Бабочка и Соня быстро прыгали то в одну сторону, то в другую, и целиться было непросто, тем более что Соня ступала то по дорожке, то по траве: убить человека на дорожке стрелок был обязан, в этом состоит его долг, а за убийство женщины в зоне могут посадить самого — это преступление. Вдруг песенка смолкла. Анечка испуганно открыла глаза.
— Смотрите! Ах…
Панька перегнулся через барьер вышки с винтовкой у плеча и водил дулом. В это мгновение Соня сделала резкое движение, чтобы вытянутой рукой схватить бабочку и шагнула вбок на траву. Панька засмеялся и опустил винтовку. И сейчас же бабочка, колыхаясь и прыгая в воздухе, метнулась к забору, вслед за ней Соня, вслед за Соней Панька вскинул винтовку и стал ловить сумасшедшую на мушку.
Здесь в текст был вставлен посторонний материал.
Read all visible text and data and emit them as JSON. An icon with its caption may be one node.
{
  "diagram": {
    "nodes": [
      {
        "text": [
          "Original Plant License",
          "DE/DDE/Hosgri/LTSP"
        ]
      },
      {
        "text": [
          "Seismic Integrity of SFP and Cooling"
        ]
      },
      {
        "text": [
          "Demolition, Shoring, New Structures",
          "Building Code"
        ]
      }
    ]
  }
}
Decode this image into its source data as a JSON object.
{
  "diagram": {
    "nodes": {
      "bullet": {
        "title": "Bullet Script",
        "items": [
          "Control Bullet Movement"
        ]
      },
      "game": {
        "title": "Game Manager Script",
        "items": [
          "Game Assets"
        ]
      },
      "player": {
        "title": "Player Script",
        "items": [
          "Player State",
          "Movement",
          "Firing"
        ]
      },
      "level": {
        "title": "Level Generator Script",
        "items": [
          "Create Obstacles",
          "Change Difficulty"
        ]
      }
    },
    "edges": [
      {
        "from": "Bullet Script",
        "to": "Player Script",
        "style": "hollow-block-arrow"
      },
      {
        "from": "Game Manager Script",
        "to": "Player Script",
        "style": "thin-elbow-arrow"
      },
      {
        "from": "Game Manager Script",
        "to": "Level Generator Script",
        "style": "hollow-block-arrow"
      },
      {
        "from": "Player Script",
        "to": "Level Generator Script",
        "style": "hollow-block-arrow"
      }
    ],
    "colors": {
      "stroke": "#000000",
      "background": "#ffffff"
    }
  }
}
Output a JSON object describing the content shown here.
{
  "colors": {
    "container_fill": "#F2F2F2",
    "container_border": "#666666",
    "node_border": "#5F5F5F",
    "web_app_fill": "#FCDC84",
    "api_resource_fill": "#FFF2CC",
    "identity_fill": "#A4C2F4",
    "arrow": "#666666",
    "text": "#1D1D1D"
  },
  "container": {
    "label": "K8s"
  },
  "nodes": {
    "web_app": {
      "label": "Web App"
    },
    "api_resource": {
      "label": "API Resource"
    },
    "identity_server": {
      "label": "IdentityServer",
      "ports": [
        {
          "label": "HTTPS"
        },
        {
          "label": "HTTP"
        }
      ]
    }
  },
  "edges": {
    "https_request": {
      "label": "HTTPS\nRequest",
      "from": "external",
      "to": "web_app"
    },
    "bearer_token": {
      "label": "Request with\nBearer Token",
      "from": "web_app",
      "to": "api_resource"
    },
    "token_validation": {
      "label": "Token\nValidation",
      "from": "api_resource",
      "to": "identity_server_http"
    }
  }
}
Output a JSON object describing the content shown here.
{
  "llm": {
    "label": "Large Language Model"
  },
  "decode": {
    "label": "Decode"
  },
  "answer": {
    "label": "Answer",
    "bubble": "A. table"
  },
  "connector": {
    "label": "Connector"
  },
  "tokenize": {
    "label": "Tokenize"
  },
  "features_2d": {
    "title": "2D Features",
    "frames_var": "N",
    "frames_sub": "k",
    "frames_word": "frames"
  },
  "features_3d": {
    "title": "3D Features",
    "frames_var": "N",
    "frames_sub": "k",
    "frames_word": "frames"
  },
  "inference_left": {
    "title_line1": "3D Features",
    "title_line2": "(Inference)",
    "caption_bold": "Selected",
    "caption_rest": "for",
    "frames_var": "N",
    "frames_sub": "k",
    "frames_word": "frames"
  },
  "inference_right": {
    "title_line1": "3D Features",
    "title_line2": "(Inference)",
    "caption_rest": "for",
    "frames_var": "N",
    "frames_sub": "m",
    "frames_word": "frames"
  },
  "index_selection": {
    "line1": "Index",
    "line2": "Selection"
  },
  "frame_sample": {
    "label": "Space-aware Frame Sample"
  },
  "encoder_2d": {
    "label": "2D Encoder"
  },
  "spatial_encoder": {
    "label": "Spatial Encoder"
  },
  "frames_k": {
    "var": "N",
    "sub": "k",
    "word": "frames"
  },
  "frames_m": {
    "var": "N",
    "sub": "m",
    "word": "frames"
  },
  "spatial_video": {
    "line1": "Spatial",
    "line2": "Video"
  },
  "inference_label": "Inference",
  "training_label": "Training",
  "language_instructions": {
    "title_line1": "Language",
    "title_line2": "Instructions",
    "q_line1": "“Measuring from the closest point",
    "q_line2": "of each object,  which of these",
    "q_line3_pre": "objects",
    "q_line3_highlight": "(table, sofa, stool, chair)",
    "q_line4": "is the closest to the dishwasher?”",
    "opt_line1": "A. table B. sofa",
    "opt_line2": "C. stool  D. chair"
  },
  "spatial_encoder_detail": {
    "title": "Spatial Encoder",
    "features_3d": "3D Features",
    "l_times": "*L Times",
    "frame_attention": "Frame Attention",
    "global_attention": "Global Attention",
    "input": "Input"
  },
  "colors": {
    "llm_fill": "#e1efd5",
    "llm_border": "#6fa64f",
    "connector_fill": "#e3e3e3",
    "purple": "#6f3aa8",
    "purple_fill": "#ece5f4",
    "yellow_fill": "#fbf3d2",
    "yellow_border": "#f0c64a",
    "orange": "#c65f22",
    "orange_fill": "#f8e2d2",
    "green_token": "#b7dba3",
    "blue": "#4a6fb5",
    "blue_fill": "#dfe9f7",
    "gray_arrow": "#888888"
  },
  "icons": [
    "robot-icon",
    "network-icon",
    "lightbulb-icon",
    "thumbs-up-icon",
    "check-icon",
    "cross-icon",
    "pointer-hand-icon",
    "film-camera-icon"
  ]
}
— Ой! Он ее убьет! — взвизгнула Анечка и вцепилась в меня.
Но бабочка и сумасшедшая опять очутились в зоне.
Новый зигзаг полета. Тихое: «Смелого любит страна…»
Мгновение молчания.
Анечка закрыла лицо руками. Потом спросила сквозь пальцы:
— Он убил Соню?
— Пока нет. Откройте лицо.
Анечка вздохнула. Улыбнулась. Открыла глаза. С вышки опять загудел Панька: «Смелым и Сталин гордится…»
— Я не могу больше… Идемте!
Молчание.
— Ай!
Анечка уткнула лицо в рукав. И вдруг на всю отдыхающую зону пронеслось:
— Я — Гитлер! Я — Гитлер!! Убейте меня!!!
И Соня, прыгая через клумбы, понеслась к штабу. В пальцах у нее трепетала крылышками желтая бабочка. Анечка рукавом телогрейки вытерла пот с лица.
«Смелому смерть не страшна…» — раздалось с вышки.
Анечка вскочила.
— Уйдемте отсюда, я не могу сидеть спокойно перед табличкой с надписью «Огневая зона». Не могу! Уйдем подальше. Сядем вон там, поддеревом.